The XRP/USD begins to show weakness in its technical structure against Ethereum and Bitcoin.
After several sessions in which the relative performance of the Ripple against its colleagues in the Top 3 has surprised its own and strangers, it seems that their energy runs out.
The technical indicators began to deteriorate yesterday at midday, and today they clearly show that from now on both Bitcoin and Ethereum can do better than Ripple.
This structure flip does not mean that XRP begins to fall and Bitcoin or Ethereum to rise. It conveys a message that from now on and during the following days the latter will outperform Ripple. If the market falls, they will fall less. If it continues to rise, they will increase more.
Do you want to know more about my technical setup?
XRP/USD Daily Range.
The fall we saw yesterday in the XRP/USD price was especially damaging. Ripple is at a crossroads of trends and after yesterday's fall went into an expanding triangle whose bottom side is the long-term projection of the downtrend channel.
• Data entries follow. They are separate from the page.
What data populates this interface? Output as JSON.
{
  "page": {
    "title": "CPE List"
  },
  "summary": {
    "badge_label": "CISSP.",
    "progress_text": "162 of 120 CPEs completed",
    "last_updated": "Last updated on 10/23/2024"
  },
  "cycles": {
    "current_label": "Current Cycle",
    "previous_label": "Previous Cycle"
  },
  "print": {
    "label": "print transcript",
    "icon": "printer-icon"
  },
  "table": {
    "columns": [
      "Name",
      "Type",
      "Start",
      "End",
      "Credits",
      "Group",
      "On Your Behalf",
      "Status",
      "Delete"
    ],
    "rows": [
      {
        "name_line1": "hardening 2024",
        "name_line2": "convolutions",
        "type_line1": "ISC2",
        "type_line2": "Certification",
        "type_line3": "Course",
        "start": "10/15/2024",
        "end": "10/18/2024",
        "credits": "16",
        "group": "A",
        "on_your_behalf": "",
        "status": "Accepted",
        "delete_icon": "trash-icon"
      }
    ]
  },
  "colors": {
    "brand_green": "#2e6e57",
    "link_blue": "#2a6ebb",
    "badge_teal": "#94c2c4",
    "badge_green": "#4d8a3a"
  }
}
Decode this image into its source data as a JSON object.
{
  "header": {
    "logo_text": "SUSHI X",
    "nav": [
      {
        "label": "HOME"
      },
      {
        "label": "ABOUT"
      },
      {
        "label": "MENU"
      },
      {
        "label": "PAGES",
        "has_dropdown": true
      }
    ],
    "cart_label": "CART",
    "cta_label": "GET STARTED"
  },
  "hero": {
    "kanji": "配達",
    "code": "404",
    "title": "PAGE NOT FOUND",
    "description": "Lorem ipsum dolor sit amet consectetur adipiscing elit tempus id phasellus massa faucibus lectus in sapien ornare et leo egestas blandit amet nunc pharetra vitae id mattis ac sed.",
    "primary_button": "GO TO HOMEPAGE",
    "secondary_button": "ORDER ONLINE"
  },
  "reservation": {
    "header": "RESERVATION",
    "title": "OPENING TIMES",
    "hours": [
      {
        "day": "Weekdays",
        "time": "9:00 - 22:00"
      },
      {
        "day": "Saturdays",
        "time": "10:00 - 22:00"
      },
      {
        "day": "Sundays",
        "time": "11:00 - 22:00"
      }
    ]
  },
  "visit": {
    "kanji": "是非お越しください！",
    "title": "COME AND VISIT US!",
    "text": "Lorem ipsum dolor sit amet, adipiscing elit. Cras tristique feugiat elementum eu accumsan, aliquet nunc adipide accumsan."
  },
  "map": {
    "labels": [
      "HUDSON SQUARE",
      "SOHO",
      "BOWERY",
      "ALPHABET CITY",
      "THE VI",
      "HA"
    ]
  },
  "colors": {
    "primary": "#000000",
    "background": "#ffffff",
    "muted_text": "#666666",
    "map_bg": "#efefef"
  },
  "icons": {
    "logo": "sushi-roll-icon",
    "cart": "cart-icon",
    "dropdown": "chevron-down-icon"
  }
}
The upper side of the triangle is the accelerated uptrend line that now serves as the roof of the triangle.
This scenario limits the upside, so should the slight bullish tone of the market consolidate today, the XRP/USD may see its upside potential quite limited.
XRP/USD 240 Minutes.
The XRP/USD is currently trading at the $0.4442 price level, after several attempts to move above the trend line that limits the upper side of the scenario. For now, it has failed in all efforts to close above.
Below the current price, the first support is at $0.443 (price congestion support). If this level is lost, the second support awaits at $0.425 (price congestion support). The third support at $0.413 (price congestion support) sets the limit for levels not visited since October.
Above the current price, the first resistance at $0.447 is the most important, as it would allow the XRP/USD to gain space above. If it manages to break this level, it has a reasonably clean area ahead of it up to $0.4766, where the SMA200, the EMA50 and the trend line that has guided the rise since the year's lows will once again slow its upward evolution. The third resistance level is at $0.4957 (SMA100).
The MACD at 240-Minutes shows a premature bullish cross structure, so it is not possible to venture when the cross could occur.
The 240-Minute DMI shows bears below the ADX line, a pattern that usually indicates that the bearish trend is weakening. The bulls react to the rise but without reaching the level 20 that suggests the existence of trend force.